食習慣と尿路上皮がん死亡の関係

坂内文男


 私達は1988年から1990年にかけて、全国45か所で11万人以上の方に御協力をいただき生活習慣に関するアンケート調査を行いました。 そして、約10年後の1999年末まで観察を行い、食習慣と尿路上皮がん死亡の関連を調べました。症例は全部で88例であり、膀胱がんが65例と最多でした( 尿路上皮がんとは第10回修正国際疾病分類にある、腎盂がん、尿管がん、膀胱がんの各疾患を指します)。 詳しい結果はNutrition & Cancer 誌(2004年50巻1号33-39ページ)に掲載されています。 ここに主な結果を問いQuestion &回答 Answer形式で示します。


Q1:性別と年齢は尿路上皮がんと関係しますか。

 A:国内および諸外国の報告をみますと、男性は女性よりも尿路上皮がんに罹りやすいといわれています。また、高年齢になるほど尿路上皮がんに罹りやすくなるといわれています。 今回の結果では、男性は女性よりも2.6倍尿路上皮がんで死亡する危険があるとの数値を得ています。


Q2:喫煙は尿路上皮がんと関係しますか。

 A:以前より、多くの疫学研究で喫煙は尿路上皮がんと関係することが報告されています。

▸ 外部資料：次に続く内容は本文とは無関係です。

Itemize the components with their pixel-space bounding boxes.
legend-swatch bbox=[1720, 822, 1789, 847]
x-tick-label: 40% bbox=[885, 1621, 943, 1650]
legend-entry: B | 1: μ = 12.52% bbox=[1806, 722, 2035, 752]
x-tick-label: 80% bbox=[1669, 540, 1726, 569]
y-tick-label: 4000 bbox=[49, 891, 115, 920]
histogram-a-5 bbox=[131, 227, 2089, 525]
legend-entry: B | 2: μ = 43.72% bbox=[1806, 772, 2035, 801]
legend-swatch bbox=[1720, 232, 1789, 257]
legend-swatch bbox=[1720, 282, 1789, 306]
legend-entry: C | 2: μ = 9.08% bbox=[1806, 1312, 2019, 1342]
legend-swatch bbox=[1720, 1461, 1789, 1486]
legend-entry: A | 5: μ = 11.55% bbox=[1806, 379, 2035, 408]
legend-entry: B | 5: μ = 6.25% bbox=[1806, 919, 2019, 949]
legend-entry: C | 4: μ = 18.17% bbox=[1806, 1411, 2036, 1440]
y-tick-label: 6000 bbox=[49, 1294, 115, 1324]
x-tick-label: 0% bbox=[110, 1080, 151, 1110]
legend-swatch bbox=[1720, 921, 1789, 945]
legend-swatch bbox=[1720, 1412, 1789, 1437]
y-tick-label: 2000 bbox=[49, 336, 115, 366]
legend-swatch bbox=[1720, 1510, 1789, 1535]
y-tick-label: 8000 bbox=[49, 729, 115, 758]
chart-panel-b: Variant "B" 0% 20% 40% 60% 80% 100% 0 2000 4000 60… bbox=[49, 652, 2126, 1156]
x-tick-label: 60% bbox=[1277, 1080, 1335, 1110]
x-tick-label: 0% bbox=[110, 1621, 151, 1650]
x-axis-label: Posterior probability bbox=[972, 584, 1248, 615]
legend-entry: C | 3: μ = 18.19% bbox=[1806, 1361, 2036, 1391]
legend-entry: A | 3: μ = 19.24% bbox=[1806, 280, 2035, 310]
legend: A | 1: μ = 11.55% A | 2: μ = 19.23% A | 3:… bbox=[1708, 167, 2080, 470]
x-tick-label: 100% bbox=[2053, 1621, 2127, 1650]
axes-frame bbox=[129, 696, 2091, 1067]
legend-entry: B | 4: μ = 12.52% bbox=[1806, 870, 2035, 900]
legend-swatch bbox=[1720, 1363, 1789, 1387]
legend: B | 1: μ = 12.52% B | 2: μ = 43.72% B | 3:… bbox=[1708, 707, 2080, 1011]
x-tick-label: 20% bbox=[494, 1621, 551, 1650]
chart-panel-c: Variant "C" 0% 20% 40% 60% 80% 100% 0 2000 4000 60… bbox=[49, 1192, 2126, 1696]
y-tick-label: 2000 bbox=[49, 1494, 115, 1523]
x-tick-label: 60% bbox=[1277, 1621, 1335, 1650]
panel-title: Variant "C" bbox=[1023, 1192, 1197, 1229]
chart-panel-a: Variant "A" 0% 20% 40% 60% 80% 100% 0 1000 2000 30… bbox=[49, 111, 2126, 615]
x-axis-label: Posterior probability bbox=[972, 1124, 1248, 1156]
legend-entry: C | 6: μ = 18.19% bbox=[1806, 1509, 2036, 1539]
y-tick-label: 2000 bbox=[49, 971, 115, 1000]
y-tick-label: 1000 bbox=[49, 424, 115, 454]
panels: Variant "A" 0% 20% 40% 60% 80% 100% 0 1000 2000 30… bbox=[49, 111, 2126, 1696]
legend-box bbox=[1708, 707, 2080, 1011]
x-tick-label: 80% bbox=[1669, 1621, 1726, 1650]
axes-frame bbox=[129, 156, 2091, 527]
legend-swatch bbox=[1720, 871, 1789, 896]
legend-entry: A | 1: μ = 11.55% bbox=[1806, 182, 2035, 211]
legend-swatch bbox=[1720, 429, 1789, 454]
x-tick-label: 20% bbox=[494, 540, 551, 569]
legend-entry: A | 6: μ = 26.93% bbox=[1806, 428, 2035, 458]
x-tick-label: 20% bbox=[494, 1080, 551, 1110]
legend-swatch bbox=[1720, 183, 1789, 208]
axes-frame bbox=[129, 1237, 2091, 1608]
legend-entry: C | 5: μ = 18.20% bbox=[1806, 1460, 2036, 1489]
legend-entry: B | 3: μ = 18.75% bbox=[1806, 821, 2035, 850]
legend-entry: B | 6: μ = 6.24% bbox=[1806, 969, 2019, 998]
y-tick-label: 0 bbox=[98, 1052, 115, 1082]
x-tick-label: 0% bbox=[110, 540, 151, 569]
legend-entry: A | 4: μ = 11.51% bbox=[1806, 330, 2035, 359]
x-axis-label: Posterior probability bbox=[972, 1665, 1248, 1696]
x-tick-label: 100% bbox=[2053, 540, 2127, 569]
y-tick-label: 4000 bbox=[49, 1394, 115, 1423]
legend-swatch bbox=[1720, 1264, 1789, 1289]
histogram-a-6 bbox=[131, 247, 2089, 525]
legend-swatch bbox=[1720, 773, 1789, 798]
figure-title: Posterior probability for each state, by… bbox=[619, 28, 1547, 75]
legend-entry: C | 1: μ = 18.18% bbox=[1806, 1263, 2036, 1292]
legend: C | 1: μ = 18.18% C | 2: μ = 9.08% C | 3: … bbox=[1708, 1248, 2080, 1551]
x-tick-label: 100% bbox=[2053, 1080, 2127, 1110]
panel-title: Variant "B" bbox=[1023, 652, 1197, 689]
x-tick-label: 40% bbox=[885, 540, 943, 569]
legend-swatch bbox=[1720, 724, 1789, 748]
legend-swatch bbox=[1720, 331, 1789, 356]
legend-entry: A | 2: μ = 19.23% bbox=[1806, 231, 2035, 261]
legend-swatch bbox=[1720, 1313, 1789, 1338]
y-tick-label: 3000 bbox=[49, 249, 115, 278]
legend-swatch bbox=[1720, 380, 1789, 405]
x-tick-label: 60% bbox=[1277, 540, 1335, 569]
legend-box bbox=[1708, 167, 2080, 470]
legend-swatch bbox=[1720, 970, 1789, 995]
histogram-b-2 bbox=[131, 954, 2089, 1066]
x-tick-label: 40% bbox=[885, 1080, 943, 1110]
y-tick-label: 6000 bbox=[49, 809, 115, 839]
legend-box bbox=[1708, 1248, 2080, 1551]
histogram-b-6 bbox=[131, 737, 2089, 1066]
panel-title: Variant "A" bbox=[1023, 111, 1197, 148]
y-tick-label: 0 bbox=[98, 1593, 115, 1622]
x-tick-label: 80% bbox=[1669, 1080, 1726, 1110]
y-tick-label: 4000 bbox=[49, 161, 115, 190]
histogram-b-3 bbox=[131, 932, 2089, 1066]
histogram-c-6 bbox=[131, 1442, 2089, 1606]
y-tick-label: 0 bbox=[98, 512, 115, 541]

 実は性別、年齢よりも喫煙の方が尿路上皮がんと深く関係するようです。 報告により数値は多少異なりますが、タバコ喫煙者は非喫煙者に較べて尿路上皮がんに2倍から10倍罹りやすいといわれております。 私達も喫煙者は非喫煙者に較べ2.5倍から5.7倍尿路上皮がんで死亡する危険が高いとの結果を得ました。 また、その危険度は喫煙指数(一日の喫煙本数×喫煙年数)が増すほど高くなることがわかりました。


Q3:尿路上皮がんを予防するような食習慣はあるのでしょうか。

 A:いくつかの食品が尿路上皮がんを防ぐのではないかと推測されています。 代表的なものとしてはビタミンAを含むニンジンなどの緑黄色野菜、ビタミンCを含む果物などです。

 今回検討した結果では、毎日牛乳を飲むこと、毎日果物を摂取することと尿路上皮がん死亡との間に逆の関連が認められました。 牛乳に関しては、以前より、あまり飲まない人に尿路上皮がんが多いことが指摘されていました。牛乳はビタミンA以外にがん予防効果のある植物エストロゲンやラクトフェリンを含み最近注目されています。 また、果物には解毒作用や抗酸化作用のある物質が豊富に含まれているといわれています。今回の結果から直ちに牛乳と果物に尿路上皮がん予防効果があるとは結論できませんが、その機序を調べることは今後の重要な課題と思われます。また、今回は緑黄色野菜に関連はみられませんでしたが、さらなる研究が必要と思われます。


Q4:喫煙者にも牛乳と果物は良いのでしょうか。

 A:私達は非喫煙者と喫煙者に分けて、牛乳、果物と尿路上皮がん死亡の関連を調べました。注目すべきことに、喫煙するけれども毎日牛乳を飲む人、同じく喫煙するけれども週に3日以上果物を摂取する人は、これらをあまり摂取しない人に較べて尿路上皮がん死亡の危険が低いとの結果を得ました。このことは喫煙者にとって、牛乳と果物の規則的な摂取が大事な食習慣であることを示唆しているようです。もちろん、喫煙中止が最も大切であることはいうまでもありません。


結語:尿路上皮がん予防にむけて

 今回得られた結果をまとめますと以下の2つになります。
1 喫煙中止が尿路上皮がん死亡減少に最も重要である。
2 規則的な牛乳、果物摂取が同がん死亡を減少させる可能性がある。